European countries offer technological solutions to the "immigrant crisis", from fences to the EuroSur system. Refugees and migrants have their own technologies of mobility, such as cell-phones and maps. This track explores the mutual adaptations of the technologies used in each side of the border

Long Abstract:

The reverses of Europe's "migrant crisis" are Libya's and the Middle-Eastern refugee crisis and the structural economic scarcity of the African region. Similarly, technologies deployed by European countries to manage the crisis also have their reverse. Networks that facilitate mobility into Europe challenge networks of surveillance and systems of razor-wire fences. At both sides of the border, these two broad and non-monolithic families of networks are presented as a response to a counter-network. By focusing on "refugee technologies", this track aims at providing a better understanding of this mangle of networks.

In early 2015, Libyan refugees were dying in the Mediterranean by the hundreds.The situation got even more pressing with refugees fleeing Syria by the hundreds of thousands. This challenges previous legal, institutional and moral assumptions. FRONTEX, the EU agency devoted to managing the borders with non-Schengen countries, has oscillated between strategies of rescue (the Italian-led Mare Nostrum) and strategies of surveillance and expulsion (EuroSur). Now, the Schengen agreement itself seems vulnerable. In turn, migrants and smugglers have revised their routes, means of transportation, strategies of counter-surveillance and even rhetorical technologies.

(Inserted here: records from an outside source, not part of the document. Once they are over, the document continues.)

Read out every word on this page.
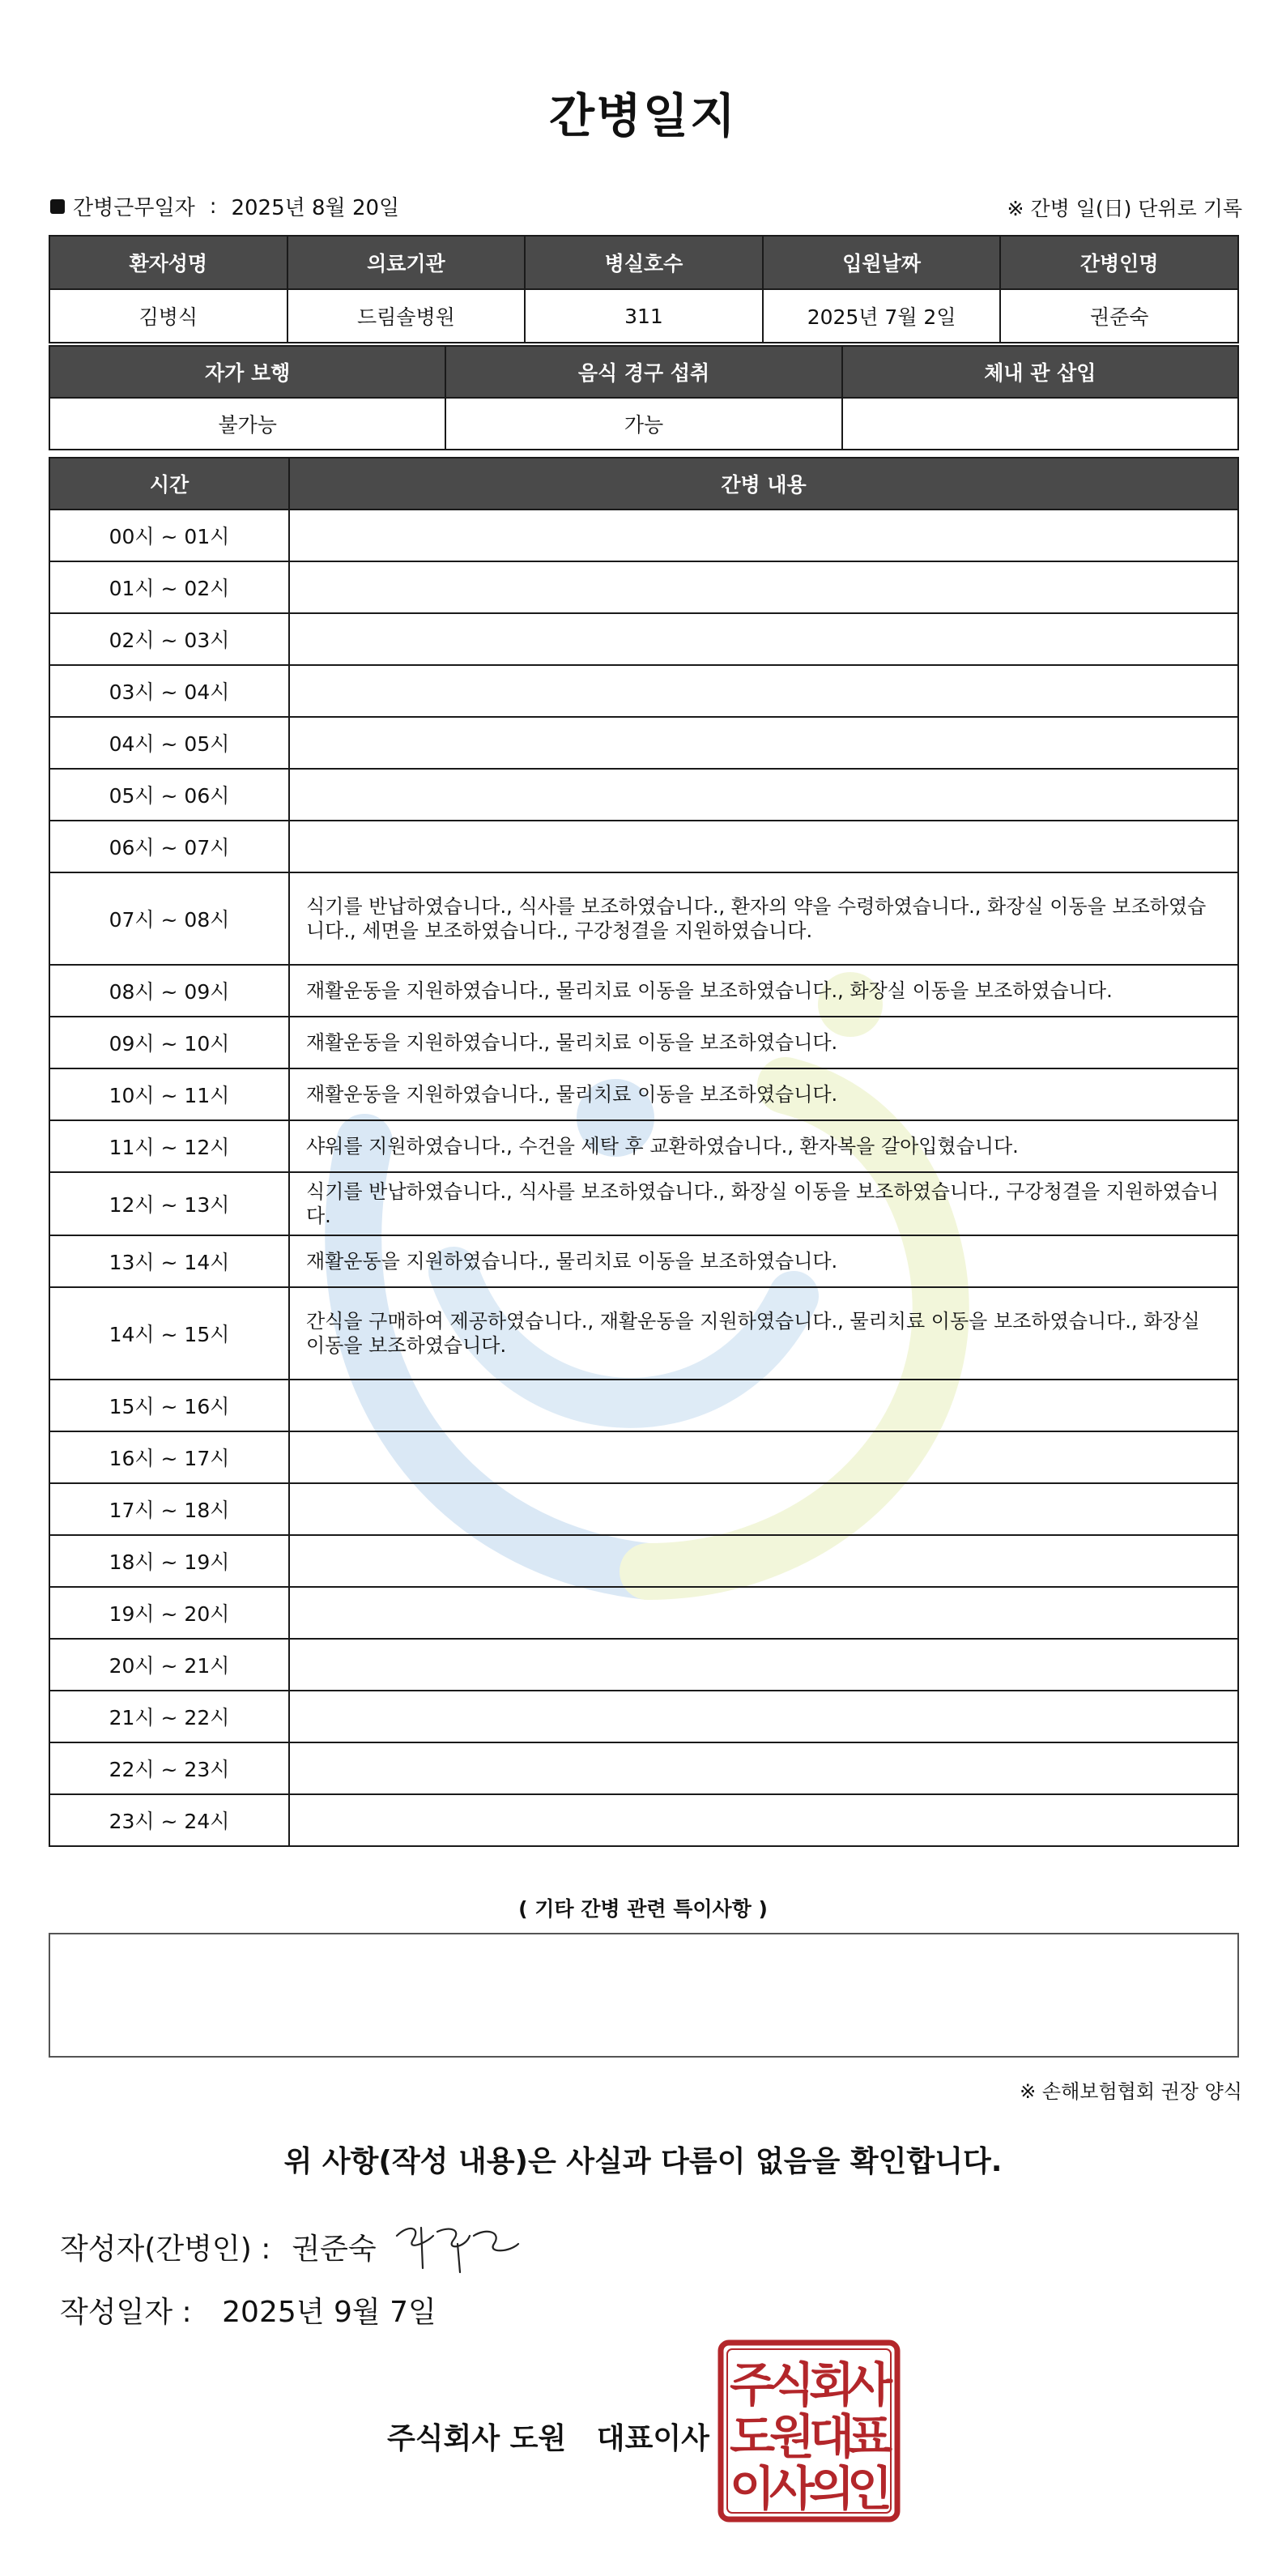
간병일지
간병근무일자 : 2025년 8월 20일	※ 간병 일(日) 단위로 기록
환자성명	의료기관	병실호수	입원날짜	간병인명
김병식	드림솔병원	311	2025년 7월 2일	권준숙
자가 보행	음식 경구 섭취	체내 관 삽입
불가능	가능	
시간	간병 내용
00시 ~ 01시	
01시 ~ 02시	
02시 ~ 03시	
03시 ~ 04시	
04시 ~ 05시	
05시 ~ 06시	
06시 ~ 07시	
07시 ~ 08시	식기를 반납하였습니다., 식사를 보조하였습니다., 환자의 약을 수령하였습니다., 화장실 이동을 보조하였습니다., 세면을 보조하였습니다., 구강청결을 지원하였습니다.
08시 ~ 09시	재활운동을 지원하였습니다., 물리치료 이동을 보조하였습니다., 화장실 이동을 보조하였습니다.
09시 ~ 10시	재활운동을 지원하였습니다., 물리치료 이동을 보조하였습니다.
10시 ~ 11시	재활운동을 지원하였습니다., 물리치료 이동을 보조하였습니다.
11시 ~ 12시	샤워를 지원하였습니다., 수건을 세탁 후 교환하였습니다., 환자복을 갈아입혔습니다.
12시 ~ 13시	식기를 반납하였습니다., 식사를 보조하였습니다., 화장실 이동을 보조하였습니다., 구강청결을 지원하였습니다.
13시 ~ 14시	재활운동을 지원하였습니다., 물리치료 이동을 보조하였습니다.
14시 ~ 15시	간식을 구매하여 제공하였습니다., 재활운동을 지원하였습니다., 물리치료 이동을 보조하였습니다., 화장실 이동을 보조하였습니다.
15시 ~ 16시	
16시 ~ 17시	
17시 ~ 18시	
18시 ~ 19시	
19시 ~ 20시	
20시 ~ 21시	
21시 ~ 22시	
22시 ~ 23시	
23시 ~ 24시	
( 기타 간병 관련 특이사항 )
※ 손해보험협회 권장 양식
위 사항(작성 내용)은 사실과 다름이 없음을 확인합니다.
작성자(간병인) : 권준숙
작성일자 : 2025년 9월 7일
주식회사 도원   대표이사
주
식
회
사
도
원
대
표
이
사
의
인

Putting technology at the center of the refugee crisis will add complexity to the usually shallow interpretations of this humanitarian drama. By revealing the co-evolution of the networks for mobility and blockade, we will show that practical socio-technical arrangements render established categories of analysis insufficient. This will allow for new voices to be heard and possibly will open the door to imagine different futures.